When [James] moved to Lima, Peru, he brought his jogging habit with him. His morning jaunts to the coast involve crossing a few busy streets that are often occupied by old, smoke-belching diesel trucks. [James] noticed that his throat would tickle a bit when he got back home. A recent study linking air pollution to dementia risk made him wonder how cities could monitor air quality on a street-by-street basis, rather than relying on a few scattered stations. Lima has a lot of taxis, so why wire them up with sensors and monitor the air quality in real-time?
This taxi data logger’s chief purpose is collect airborne particulate counts and illustrate the pollution level with a Google Maps overlay. [James] used a light-scattering particle sensor and a Raspi 3 to send the data to the cloud via Android Things. Since the Pi only has one native UART, [James] used it for the particle sensor and connected the data-heavy GPS module through an FTDI serial adapter. There’s also a GPS to locate the cab and a temperature/humidity/pressure sensor to get a fuller environmental picture.
Take a ride past the break to go on the walk through, and stick around for the testing video if you want to drive around Lima for a bit. Interested in monitoring your own personal air quality? Here’s a DIY version that uses a dust sensor.
Citizen science is fun. For a real challenge wire birds up to tell you what the air environment is.
Hahaha….or is it? I wonder how much tech you could pack in a leg tag. What’s the max range on powering a passive RFID component?
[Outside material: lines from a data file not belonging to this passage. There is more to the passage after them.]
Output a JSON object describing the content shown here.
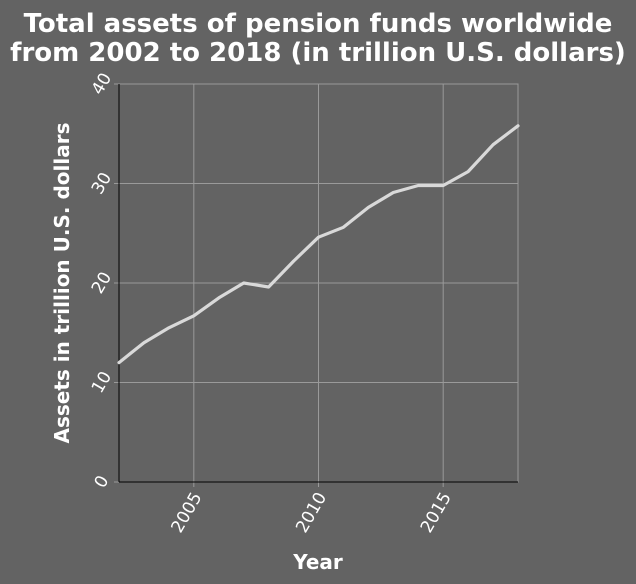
{
  "chart_data": {
    "type": "line",
    "title_lines": [
      "Total assets of pension funds worldwide",
      "from 2002 to 2018 (in trillion U.S. dollars)"
    ],
    "xlabel": "Year",
    "ylabel": "Assets in trillion U.S. dollars",
    "xlim": [
      2002,
      2018
    ],
    "ylim": [
      0,
      40
    ],
    "x_ticks": [
      2005,
      2010,
      2015
    ],
    "y_ticks": [
      0,
      10,
      20,
      30,
      40
    ],
    "grid": true,
    "colors": {
      "background": "#636363",
      "grid": "#9a9a9a",
      "line": "#d9d9d9",
      "text": "#ffffff"
    },
    "series": [
      {
        "x": [
          2002,
          2003,
          2004,
          2005,
          2006,
          2007,
          2008,
          2009,
          2010,
          2011,
          2012,
          2013,
          2014,
          2015,
          2016,
          2017,
          2018
        ],
        "values": [
          12.0,
          14.0,
          15.5,
          16.7,
          18.5,
          20.0,
          19.6,
          22.2,
          24.6,
          25.6,
          27.6,
          29.1,
          29.8,
          29.8,
          31.2,
          33.9,
          35.8
        ]
      }
    ]
  }
}
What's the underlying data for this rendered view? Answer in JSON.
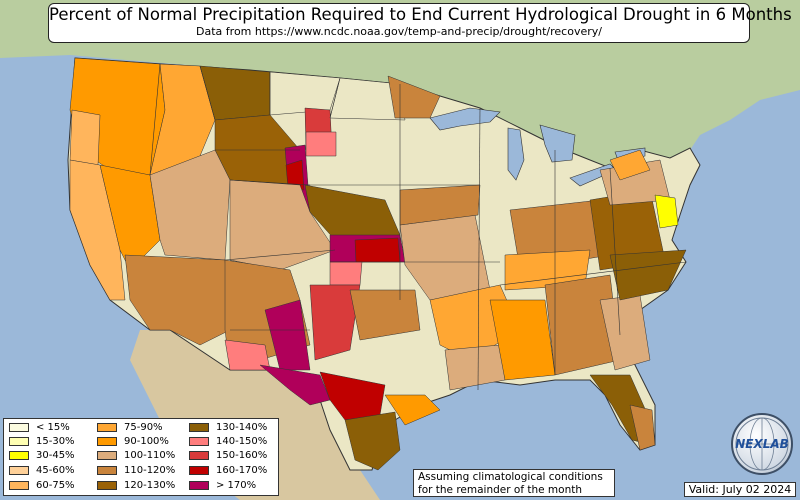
{
  "title": "Percent of Normal Precipitation Required to End Current Hydrological Drought in 6 Months",
  "subtitle": "Data from https://www.ncdc.noaa.gov/temp-and-precip/drought/recovery/",
  "legend": {
    "items": [
      {
        "label": "< 15%",
        "color": "#fbfbe0"
      },
      {
        "label": "15-30%",
        "color": "#ffffb3"
      },
      {
        "label": "30-45%",
        "color": "#ffff00"
      },
      {
        "label": "45-60%",
        "color": "#ffd199"
      },
      {
        "label": "60-75%",
        "color": "#ffb55c"
      },
      {
        "label": "75-90%",
        "color": "#ffa733"
      },
      {
        "label": "90-100%",
        "color": "#ff9a00"
      },
      {
        "label": "100-110%",
        "color": "#dcac7c"
      },
      {
        "label": "110-120%",
        "color": "#c9843c"
      },
      {
        "label": "120-130%",
        "color": "#9a6207"
      },
      {
        "label": "130-140%",
        "color": "#8b5f07"
      },
      {
        "label": "140-150%",
        "color": "#ff7d7d"
      },
      {
        "label": "150-160%",
        "color": "#d93b3b"
      },
      {
        "label": "160-170%",
        "color": "#c00000"
      },
      {
        "label": "> 170%",
        "color": "#b0005a"
      }
    ]
  },
  "note": {
    "line1": "Assuming climatological conditions",
    "line2": "for the remainder of the month"
  },
  "valid": "Valid: July 02 2024",
  "logo_text": "NEXLAB",
  "colors": {
    "ocean": "#9bb8d9",
    "land_green": "#dfe3bd",
    "land_tan": "#d9c9a2",
    "canada_green": "#b8cfa0",
    "no_drought": "#ebe7c5"
  }
}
Hmm.
Hmmm didn’t we hear that SD cards had been abused to run code the other day, would presume microSD poss? Need power though.
What do pigeons really want though? How do you motivate their behaviour to your advantage… ???
Got it! We’ll 3D print fake Dickin medals!
What a gas!
Excuse my puns. It would seem to be simpler to me to design dedicated hardware (gps, wifi, sensor readings) or use quite generic hardware. (an android phone with an FTDI friend) Depending on the use-case (cheap & easy in small batches vs cheap and easy in large baches) the Pi falls in the strange middle ground between the two. The Pi is great for prototyping, it’s not so great for final products. Can’t wait to see where this is going and what directions it is taken!
As a prototype then, the pi seems fine.
And since you just need to plug the wires at the right place and do some sudo apt-get,
it can be done in an afternoon.
Proof of concept would be better than prototype
Or we could boycott FTDI and use alternatives from more agreeable companies.
Won’t the fact it’s in the vicinity of a tail pipe at all times invalidate the readings?
I might question the accuracy of a pollution sensor which is bolted to a running internal combustion engine.
I think this thing of hanging everything on diesel only is a bit silly and unrealistic, old diesel might be more polluting, but more is not the same as only.
To measure impact on runners, attach said device to runner.